In your mixing bowl, combine the granulated sugar and the 2 tablespoons of Key Lime zest. Use your fingertips to rub the zest into the sugar for 2 minutes until the sugar is fragrant and damp. This releases the oils that baking alone cannot extract.
Add the softened butter and 8 oz of cream cheese to the lime sugar. Beat on medium-high speed for at least 5 minutes until the mixture is pale and incredibly fluffy.
Add the eggs one at a time, beating well after each addition. Scrape the sides of the bowl to ensure the fat and proteins are fully emulsified. Stir in the vanilla bean paste.

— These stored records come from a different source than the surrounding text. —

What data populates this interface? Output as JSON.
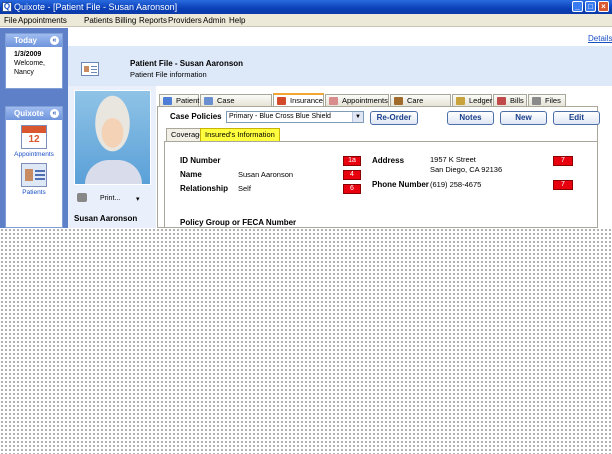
{
  "window": {
    "title": "Quixote - [Patient File - Susan Aaronson]"
  },
  "menu": [
    "File",
    "Appointments",
    "Patients",
    "Billing",
    "Reports",
    "Providers",
    "Admin",
    "Help"
  ],
  "top_link": "Details",
  "today_panel": {
    "header": "Today",
    "date": "1/3/2009",
    "welcome": "Welcome,",
    "user": "Nancy"
  },
  "app_panel": {
    "header": "Quixote",
    "items": [
      {
        "label": "Appointments",
        "icon": "calendar-icon",
        "number": "12"
      },
      {
        "label": "Patients",
        "icon": "patients-icon"
      }
    ]
  },
  "header": {
    "title": "Patient File - Susan Aaronson",
    "subtitle": "Patient File information"
  },
  "patient": {
    "name": "Susan Aaronson",
    "print_label": "Print..."
  },
  "tabs": [
    {
      "label": "Patient",
      "icon_color": "#4f7ed6"
    },
    {
      "label": "Case Information",
      "icon_color": "#6a8fd0"
    },
    {
      "label": "Insurance",
      "icon_color": "#d24a2a"
    },
    {
      "label": "Appointments",
      "icon_color": "#d98c8c"
    },
    {
      "label": "Care Packages",
      "icon_color": "#a06a2a"
    },
    {
      "label": "Ledger",
      "icon_color": "#c8a23a"
    },
    {
      "label": "Bills",
      "icon_color": "#c04a4a"
    },
    {
      "label": "Files",
      "icon_color": "#8a8a8a"
    }
  ],
  "case_policies": {
    "label": "Case Policies",
    "selected": "Primary - Blue Cross Blue Shield"
  },
  "buttons": {
    "reorder": "Re-Order",
    "notes": "Notes",
    "new": "New",
    "edit": "Edit"
  },
  "subtabs": [
    "Coverage",
    "Insured's Information"
  ],
  "insured": {
    "id_label": "ID Number",
    "id_badge": "1a",
    "name_label": "Name",
    "name_value": "Susan Aaronson",
    "name_badge": "4",
    "relationship_label": "Relationship",
    "relationship_value": "Self",
    "relationship_badge": "6",
    "address_label": "Address",
    "address_line1": "1957 K Street",
    "address_line2": "San Diego, CA 92136",
    "address_badge": "7",
    "phone_label": "Phone Number",
    "phone_value": "(619) 258-4675",
    "phone_badge": "7",
    "policy_group_label": "Policy Group or FECA Number"
  }
}
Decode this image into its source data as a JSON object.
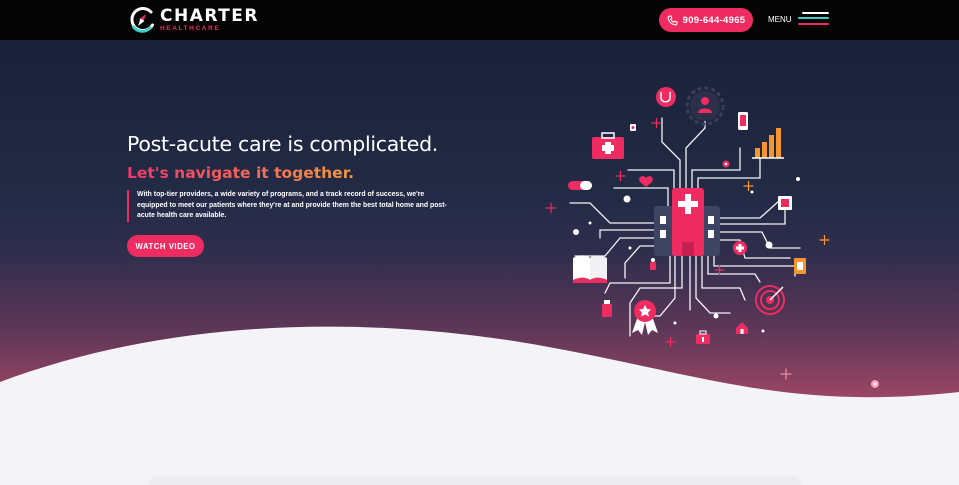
{
  "brand": {
    "name": "CHARTER",
    "subtitle": "HEALTHCARE"
  },
  "header": {
    "phone": "909-644-4965",
    "menu_label": "MENU"
  },
  "hero": {
    "headline": "Post-acute care is complicated.",
    "subheadline": "Let's navigate it together.",
    "description": "With top-tier providers, a wide variety of programs, and a track record of success, we're equipped to meet our patients where they're at and provide them the best total home and post-acute health care available.",
    "cta_label": "WATCH VIDEO"
  },
  "colors": {
    "accent": "#ee2c62",
    "teal": "#3ccdc8",
    "orange": "#f5952f",
    "topbar": "#050505",
    "hero_top": "#1b2138",
    "hero_bottom": "#c25070",
    "page_bg": "#f4f4f8"
  },
  "icons": [
    "phone-icon",
    "menu-icon",
    "stethoscope-icon",
    "doctor-icon",
    "first-aid-kit-icon",
    "smartphone-icon",
    "bar-chart-icon",
    "heart-icon",
    "pill-icon",
    "hospital-icon",
    "book-icon",
    "medal-icon",
    "target-icon",
    "medicine-bottle-icon",
    "frame-icon"
  ]
}
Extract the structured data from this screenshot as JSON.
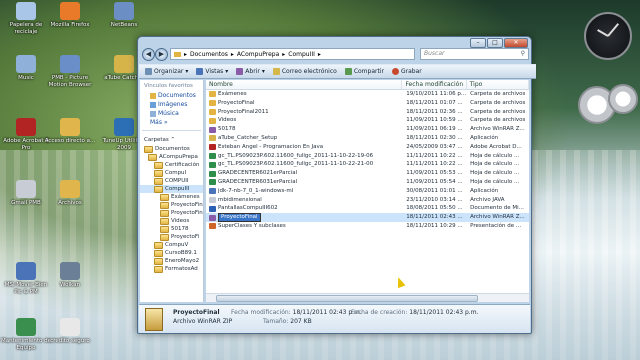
{
  "desktop_icons": [
    {
      "label": "Papelera de reciclaje",
      "color": "#a9c6e8"
    },
    {
      "label": "Mozilla Firefox",
      "color": "#e87a2a"
    },
    {
      "label": "NetBeans",
      "color": "#6b8fc4"
    },
    {
      "label": "Music",
      "color": "#8fb0d8"
    },
    {
      "label": "PMB - Picture Motion Browser",
      "color": "#6a8ec8"
    },
    {
      "label": "aTube Catcher",
      "color": "#d6b44a"
    },
    {
      "label": "Adobe Acrobat 9 Pro",
      "color": "#b22424"
    },
    {
      "label": "Acceso directo a...",
      "color": "#e0b64c"
    },
    {
      "label": "TuneUp Utilities 2009",
      "color": "#2d6fb5"
    },
    {
      "label": "Gmail PMB",
      "color": "#c8ccd4"
    },
    {
      "label": "Archivos",
      "color": "#e0b64c"
    },
    {
      "label": "MSI Mover Bien Pic & PM",
      "color": "#4a73b8"
    },
    {
      "label": "Wolkan",
      "color": "#6b7f96"
    },
    {
      "label": "Mantenimiento de Equipo",
      "color": "#3a8f4e"
    },
    {
      "label": "credito seguro",
      "color": "#e8e8e8"
    }
  ],
  "window": {
    "breadcrumb": [
      "Documentos",
      "ACompuPrepa",
      "CompuIII"
    ],
    "search_placeholder": "Buscar",
    "toolbar": [
      "Organizar",
      "Vistas",
      "Abrir",
      "Correo electrónico",
      "Compartir",
      "Grabar"
    ],
    "nav": {
      "favorites_header": "Vínculos favoritos",
      "favorites": [
        "Documentos",
        "Imágenes",
        "Música",
        "Más"
      ],
      "folders_header": "Carpetas",
      "folders": [
        "Documentos",
        "ACompuPrepa",
        "Certificación",
        "CompuI",
        "COMPUII",
        "CompuIII",
        "Exámenes",
        "ProyectoFin",
        "ProyectoFin",
        "Videos",
        "50178",
        "ProyectoFi",
        "CompuV",
        "CursoB89.1",
        "EneroMayo2",
        "FormatosAd"
      ]
    },
    "columns": [
      "Nombre",
      "Fecha modificación",
      "Tipo"
    ],
    "files": [
      {
        "name": "Exámenes",
        "date": "19/10/2011 11:06 p...",
        "type": "Carpeta de archivos",
        "icon_color": "#e2b443"
      },
      {
        "name": "ProyectoFinal",
        "date": "18/11/2011 01:07 ...",
        "type": "Carpeta de archivos",
        "icon_color": "#e2b443"
      },
      {
        "name": "ProyectoFinal2011",
        "date": "18/11/2011 02:36 ...",
        "type": "Carpeta de archivos",
        "icon_color": "#e2b443"
      },
      {
        "name": "Videos",
        "date": "11/09/2011 10:59 ...",
        "type": "Carpeta de archivos",
        "icon_color": "#e2b443"
      },
      {
        "name": "50178",
        "date": "11/09/2011 06:19 ...",
        "type": "Archivo WinRAR Z...",
        "icon_color": "#8a5ca8"
      },
      {
        "name": "aTube_Catcher_Setup",
        "date": "18/11/2011 02:30 ...",
        "type": "Aplicación",
        "icon_color": "#d6b44a"
      },
      {
        "name": "Esteban Angel - Programacion En Java",
        "date": "24/05/2009 03:47 ...",
        "type": "Adobe Acrobat D...",
        "icon_color": "#b22424"
      },
      {
        "name": "gc_TL.PS09023P.602.11600_fullgc_2011-11-10-22-19-06",
        "date": "11/11/2011 10:22 ...",
        "type": "Hoja de cálculo ...",
        "icon_color": "#2f8f4a"
      },
      {
        "name": "gc_TL.PS09023P.602.11600_fullgc_2011-11-10-22-21-00",
        "date": "11/11/2011 10:22 ...",
        "type": "Hoja de cálculo ...",
        "icon_color": "#2f8f4a"
      },
      {
        "name": "GRADECENTER6021erParcial",
        "date": "11/09/2011 05:53 ...",
        "type": "Hoja de cálculo ...",
        "icon_color": "#2f8f4a"
      },
      {
        "name": "GRADECENTER6031erParcial",
        "date": "11/09/2011 05:54 ...",
        "type": "Hoja de cálculo ...",
        "icon_color": "#2f8f4a"
      },
      {
        "name": "jdk-7-nb-7_0_1-windows-ml",
        "date": "30/08/2011 01:01 ...",
        "type": "Aplicación",
        "icon_color": "#4a73b8"
      },
      {
        "name": "mbidimensional",
        "date": "23/11/2010 03:14 ...",
        "type": "Archivo JAVA",
        "icon_color": "#c8ccd4"
      },
      {
        "name": "PantallasCompuIII602",
        "date": "18/08/2011 05:50 ...",
        "type": "Documento de Mi...",
        "icon_color": "#2d5fb5"
      },
      {
        "name": "ProyectoFinal",
        "date": "18/11/2011 02:43 ...",
        "type": "Archivo WinRAR Z...",
        "icon_color": "#8a5ca8",
        "selected": true
      },
      {
        "name": "SuperClases Y subclases",
        "date": "18/11/2011 10:29 ...",
        "type": "Presentación de ...",
        "icon_color": "#d0652a"
      }
    ],
    "details": {
      "name": "ProyectoFinal",
      "type": "Archivo WinRAR ZIP",
      "modified_label": "Fecha modificación:",
      "modified_value": "18/11/2011 02:43 p.m.",
      "created_label": "Fecha de creación:",
      "created_value": "18/11/2011 02:43 p.m.",
      "size_label": "Tamaño:",
      "size_value": "207 KB"
    }
  }
}
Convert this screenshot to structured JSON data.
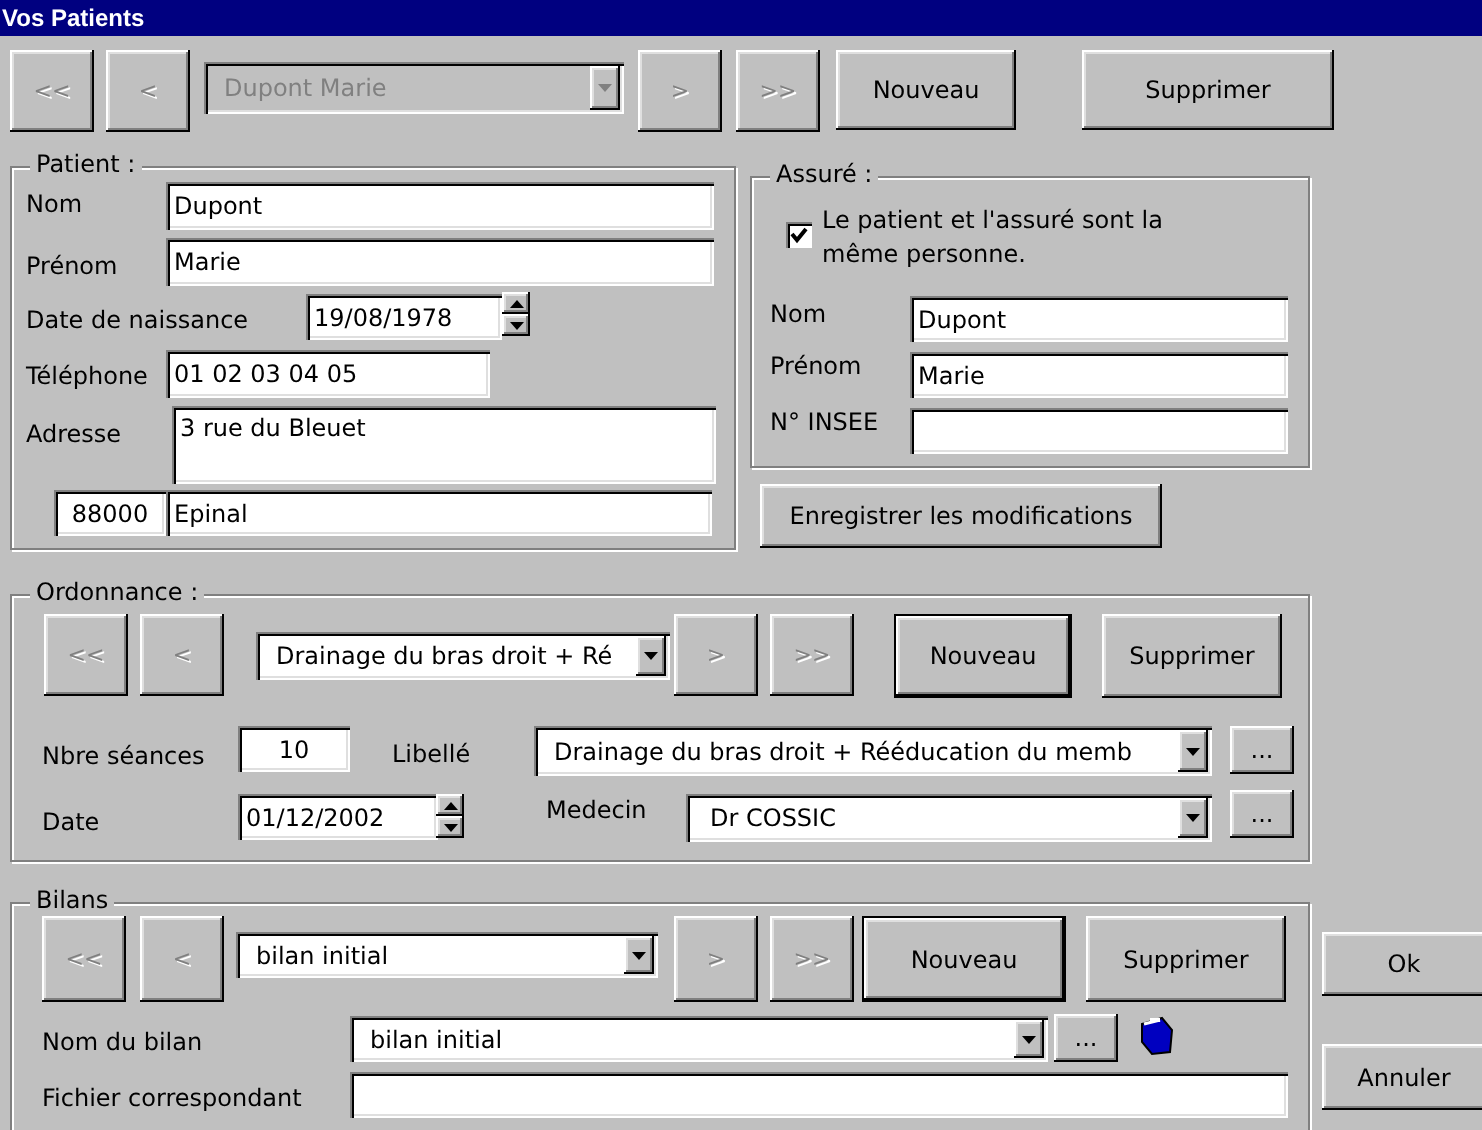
{
  "window": {
    "title": "Vos Patients"
  },
  "patients": {
    "nav": [
      {
        "label": "<<",
        "disabled": true
      },
      {
        "label": "<",
        "disabled": true
      },
      {
        "label": ">",
        "disabled": true
      },
      {
        "label": ">>",
        "disabled": true
      }
    ],
    "selector": {
      "value": "Dupont Marie",
      "disabled": true
    },
    "actions": [
      {
        "label": "Nouveau",
        "default": false
      },
      {
        "label": "Supprimer",
        "default": false
      }
    ]
  },
  "patient": {
    "legend": "Patient :",
    "fields": [
      {
        "label": "Nom",
        "value": "Dupont",
        "kind": "text"
      },
      {
        "label": "Prénom",
        "value": "Marie",
        "kind": "text"
      },
      {
        "label": "Date de naissance",
        "value": "19/08/1978",
        "kind": "date"
      },
      {
        "label": "Téléphone",
        "value": "01 02 03 04 05",
        "kind": "text"
      },
      {
        "label": "Adresse",
        "value": "3 rue du Bleuet",
        "kind": "multiline"
      }
    ],
    "postcode": "88000",
    "city": "Epinal"
  },
  "insured": {
    "legend": "Assuré :",
    "same_person": {
      "label": "Le patient et l'assuré sont la même personne.",
      "checked": true
    },
    "fields": [
      {
        "label": "Nom",
        "value": "Dupont"
      },
      {
        "label": "Prénom",
        "value": "Marie"
      },
      {
        "label": "N° INSEE"
      }
    ]
  },
  "save_button": "Enregistrer les modifications",
  "prescription": {
    "legend": "Ordonnance :",
    "nav": [
      {
        "label": "<<",
        "disabled": true
      },
      {
        "label": "<",
        "disabled": true
      },
      {
        "label": ">",
        "disabled": true
      },
      {
        "label": ">>",
        "disabled": true
      }
    ],
    "selector": {
      "value": "Drainage du bras droit + Ré",
      "disabled": false
    },
    "actions": [
      {
        "label": "Nouveau",
        "default": true
      },
      {
        "label": "Supprimer",
        "default": false
      }
    ],
    "sessions": {
      "label": "Nbre séances",
      "value": "10"
    },
    "title": {
      "label": "Libellé",
      "value": "Drainage du bras droit + Rééducation du memb",
      "browse": "..."
    },
    "date": {
      "label": "Date",
      "value": "01/12/2002"
    },
    "doctor": {
      "label": "Medecin",
      "value": "Dr COSSIC",
      "browse": "..."
    }
  },
  "assessments": {
    "legend": "Bilans",
    "nav": [
      {
        "label": "<<",
        "disabled": true
      },
      {
        "label": "<",
        "disabled": true
      },
      {
        "label": ">",
        "disabled": true
      },
      {
        "label": ">>",
        "disabled": true
      }
    ],
    "selector": {
      "value": "bilan initial",
      "disabled": false
    },
    "actions": [
      {
        "label": "Nouveau",
        "default": true
      },
      {
        "label": "Supprimer",
        "default": false
      }
    ],
    "name": {
      "label": "Nom du bilan",
      "value": "bilan initial",
      "browse": "..."
    },
    "file": {
      "label": "Fichier correspondant"
    }
  },
  "dialog_buttons": [
    {
      "label": "Ok"
    },
    {
      "label": "Annuler"
    }
  ]
}
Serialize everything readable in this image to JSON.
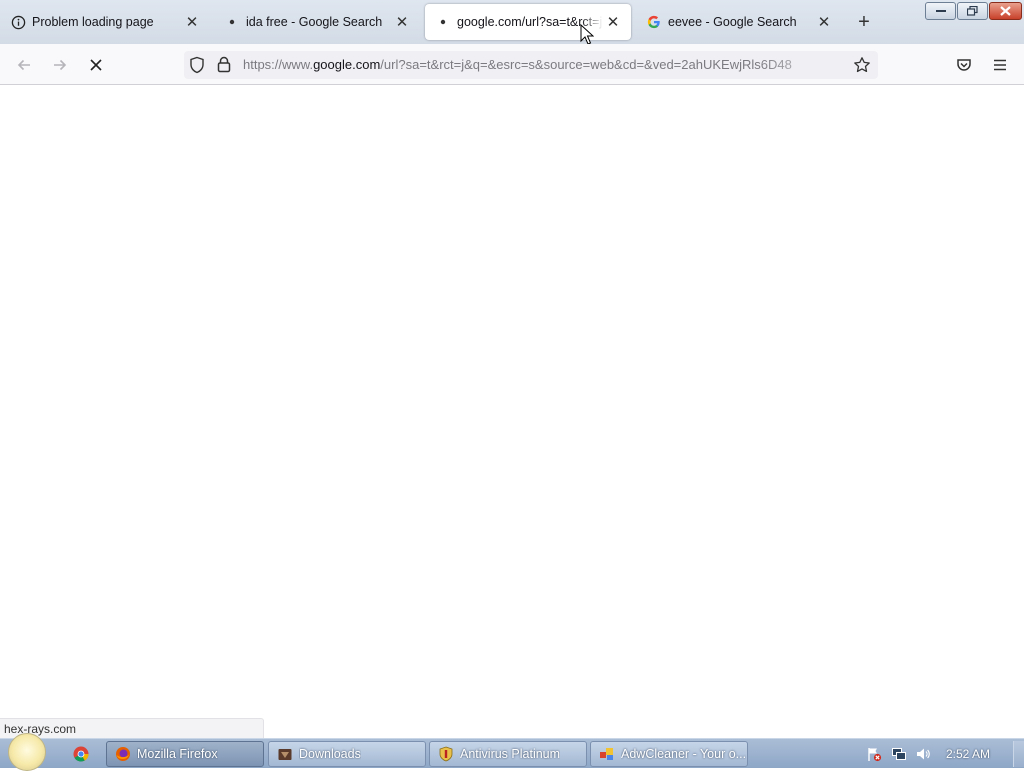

Whisk the flour, salt, and baking soda. Reduce the mixer speed to low. Add the flour mixture in three parts, alternating with the Key Lime juice, beginning and ending with the flour. Do not overmix; stop as soon as the last streak of flour disappears.
Pour the batter into a heavily greased and floured Bundt pan. Bake at 325°F for 60–70 minutes. The lower temperature is vital for a pound cake of this density to rise evenly without a thick, dry crust.
Let the cake cool in the pan for exactly 10 minutes before inverting it onto a wire rack. Cooling it completely before icing is mandatory to prevent the cream cheese from melting.
Whisk the icing ingredients until smooth. Pour over the cooled cake, allowing it to drip down the sides. Top with fresh zest.